The way this knowledge sinks in is like an enormous boulder plummeting toward the surface of deep water, leaving behind the light as it falls.
That’s how far he’ll go.
I didn’t understand until this moment that Bennett Powell is not only a man who sees. He seeks.
And there’s very little that will stop him once he’s decided on a goal.
The sheet pulled up around me is suddenly trapping ten times the heat, and it’s too close. What would Bennett do if he found out about my family? What if he got to the bottom of that and discovered that it was really me all along who was at the heart of the tragedy?
This can’t last, a voice in the back of my mind whi
spers. It can’t, because every path leads to the same place.
The forks in the road are only an illusion. The destination will always be that Bennett will look elsewhere for whatever he needs in this life.
I pull away from him with an exaggerated yawn and stretch my arms above my head.
“But I did find them,” he says, almost to himself.

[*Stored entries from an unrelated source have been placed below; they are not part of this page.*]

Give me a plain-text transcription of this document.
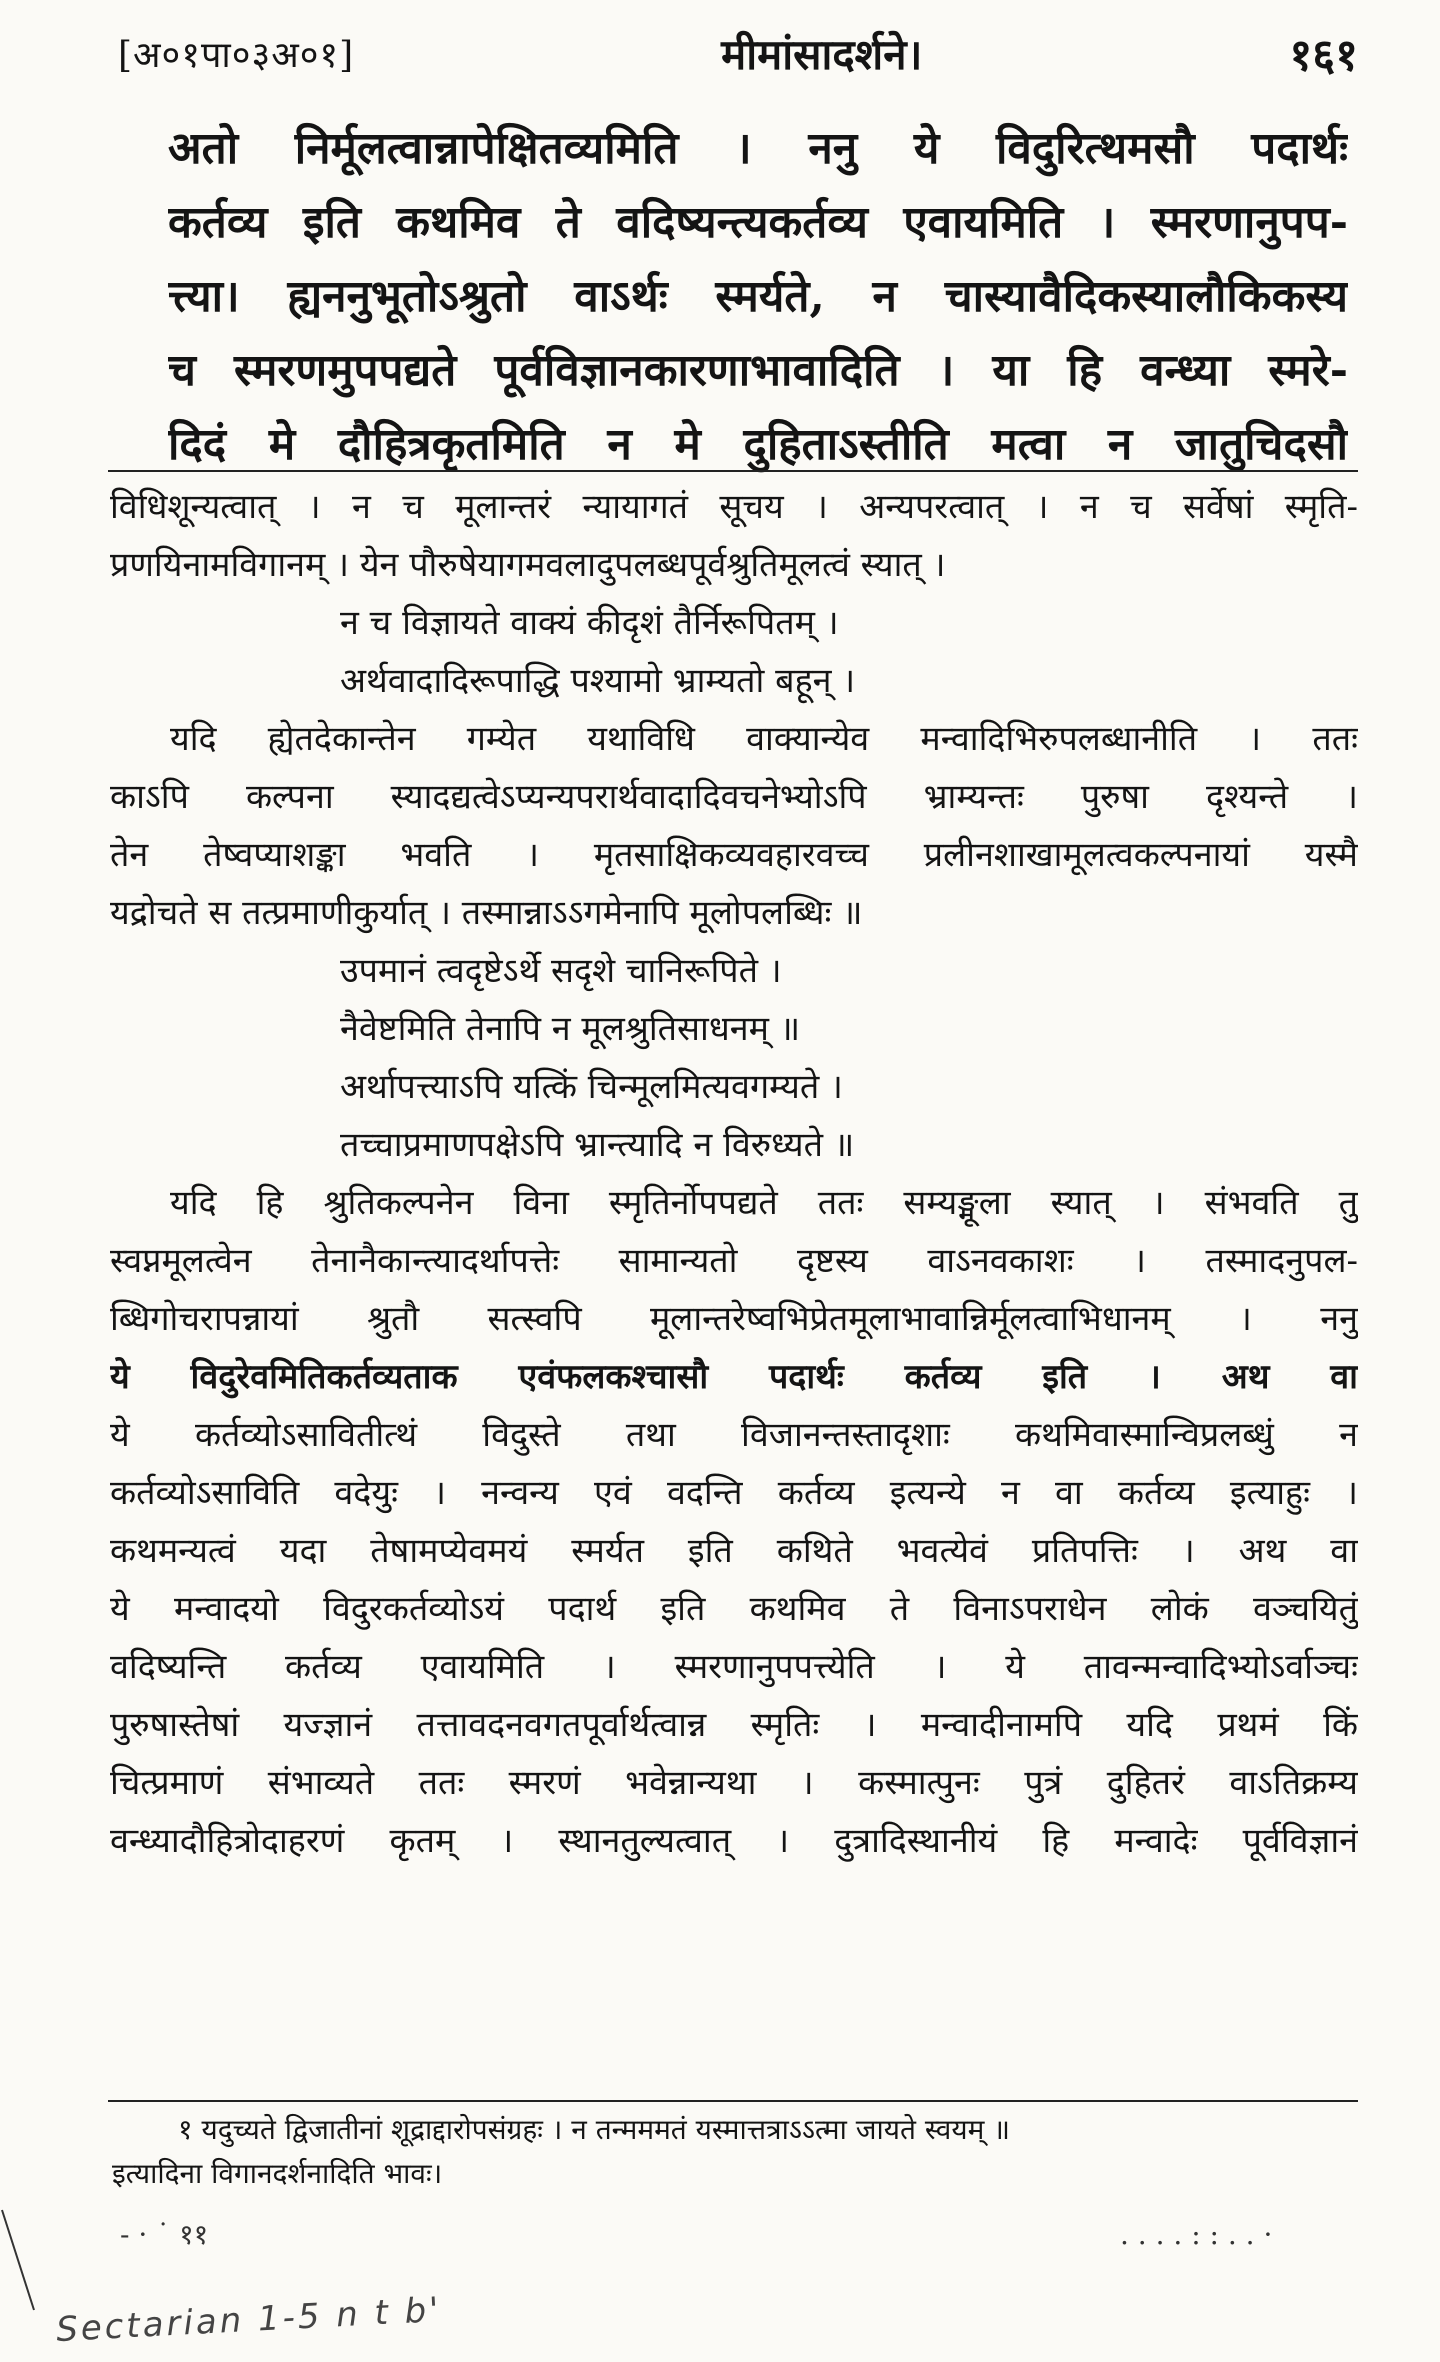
[अ०१पा०३अ०१]	मीमांसादर्शने।	१६१
अतो निर्मूलत्वान्नापेक्षितव्यमिति । ननु ये विदुरित्थमसौ पदार्थः
कर्तव्य इति कथमिव ते वदिष्यन्त्यकर्तव्य एवायमिति । स्मरणानुपप-
त्त्या। ह्यननुभूतोऽश्रुतो वाऽर्थः स्मर्यते, न चास्यावैदिकस्यालौकिकस्य
च स्मरणमुपपद्यते पूर्वविज्ञानकारणाभावादिति । या हि वन्ध्या स्मरे-
दिदं मे दौहित्रकृतमिति न मे दुहिताऽस्तीति मत्वा न जातुचिदसौ
विधिशून्यत्वात् । न च मूलान्तरं न्यायागतं सूचय । अन्यपरत्वात् । न च सर्वेषां स्मृति-
प्रणयिनामविगानम् । येन पौरुषेयागमवलादुपलब्धपूर्वश्रुतिमूलत्वं स्यात् ।
न च विज्ञायते वाक्यं कीदृशं तैर्निरूपितम् ।
अर्थवादादिरूपाद्धि पश्यामो भ्राम्यतो बहून् ।
यदि ह्येतदेकान्तेन गम्येत यथाविधि वाक्यान्येव मन्वादिभिरुपलब्धानीति । ततः
काऽपि कल्पना स्यादद्यत्वेऽप्यन्यपरार्थवादादिवचनेभ्योऽपि भ्राम्यन्तः पुरुषा दृश्यन्ते ।
तेन तेष्वप्याशङ्का भवति । मृतसाक्षिकव्यवहारवच्च प्रलीनशाखामूलत्वकल्पनायां यस्मै
यद्रोचते स तत्प्रमाणीकुर्यात् । तस्मान्नाऽऽगमेनापि मूलोपलब्धिः ॥
उपमानं त्वदृष्टेऽर्थे सदृशे चानिरूपिते ।
नैवेष्टमिति तेनापि न मूलश्रुतिसाधनम् ॥
अर्थापत्त्याऽपि यत्किं चिन्मूलमित्यवगम्यते ।
तच्चाप्रमाणपक्षेऽपि भ्रान्त्यादि न विरुध्यते ॥
यदि हि श्रुतिकल्पनेन विना स्मृतिर्नोपपद्यते ततः सम्यङ्मूला स्यात् । संभवति तु
स्वप्नमूलत्वेन तेनानैकान्त्यादर्थापत्तेः सामान्यतो दृष्टस्य वाऽनवकाशः । तस्मादनुपल-
ब्धिगोचरापन्नायां श्रुतौ सत्स्वपि मूलान्तरेष्वभिप्रेतमूलाभावान्निर्मूलत्वाभिधानम् । ननु
ये विदुरेवमितिकर्तव्यताक एवंफलकश्चासौ पदार्थः कर्तव्य इति । अथ वा
ये कर्तव्योऽसावितीत्थं विदुस्ते तथा विजानन्तस्तादृशाः कथमिवास्मान्विप्रलब्धुं न
कर्तव्योऽसाविति वदेयुः । नन्वन्य एवं वदन्ति कर्तव्य इत्यन्ये न वा कर्तव्य इत्याहुः ।
कथमन्यत्वं यदा तेषामप्येवमयं स्मर्यत इति कथिते भवत्येवं प्रतिपत्तिः । अथ वा
ये मन्वादयो विदुरकर्तव्योऽयं पदार्थ इति कथमिव ते विनाऽपराधेन लोकं वञ्चयितुं
वदिष्यन्ति कर्तव्य एवायमिति । स्मरणानुपपत्त्येति । ये तावन्मन्वादिभ्योऽर्वाञ्चः
पुरुषास्तेषां यज्ज्ञानं तत्तावदनवगतपूर्वार्थत्वान्न स्मृतिः । मन्वादीनामपि यदि प्रथमं किं
चित्प्रमाणं संभाव्यते ततः स्मरणं भवेन्नान्यथा । कस्मात्पुनः पुत्रं दुहितरं वाऽतिक्रम्य
वन्ध्यादौहित्रोदाहरणं कृतम् । स्थानतुल्यत्वात् । दुत्रादिस्थानीयं हि मन्वादेः पूर्वविज्ञानं
१ यदुच्यते द्विजातीनां शूद्राद्दारोपसंग्रहः । न तन्मममतं यस्मात्तत्राऽऽत्मा जायते स्वयम् ॥
इत्यादिना विगानदर्शनादिति भावः।
- · ˙ ११	. . . . : : . . ·
Sectarian 1-5 n t b'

One breath in, one breath out.
That’s how I pretend to be asleep.
20
Bennett
I can’t tell if this is the longest week of my life, the best week, or both.
It all seems dreamlike. A scene out of an action movie. Did that truck really almost hit us? Those first few moments of waking, I can hardly believe any of it happened. The thunderstorm. The semi. My brain accepts it; of course it does. I saw enough during my deployments to know that terrible things happen in the world, and sometimes we witness them.
There are terrible things, yes.
And then there’s Eva, who is something else entirely.
We’ve had as much sex as we’ve had work. By rights, she should be dead to the world until noon, but she’s up early this morning. The bed is empty when I open my eyes, and it gives me the strangest plummeting feeling, though there’s nothing to be worried about.
The first thing I do is look out the window.
There she is. My stomach rights itself.
Down by the lake, in one of the lawn chairs, her hair in an enormous bun on the top of her head. I didn’t feel her leave this morning. The conversation we had last night is hazy, but something about it itches at the back of my mind. Did I say something that upset her? I don’t see how I could have. It was nothing but the truth. Still, the set of her shoulders makes me think I did. But it could just be her focus on the story.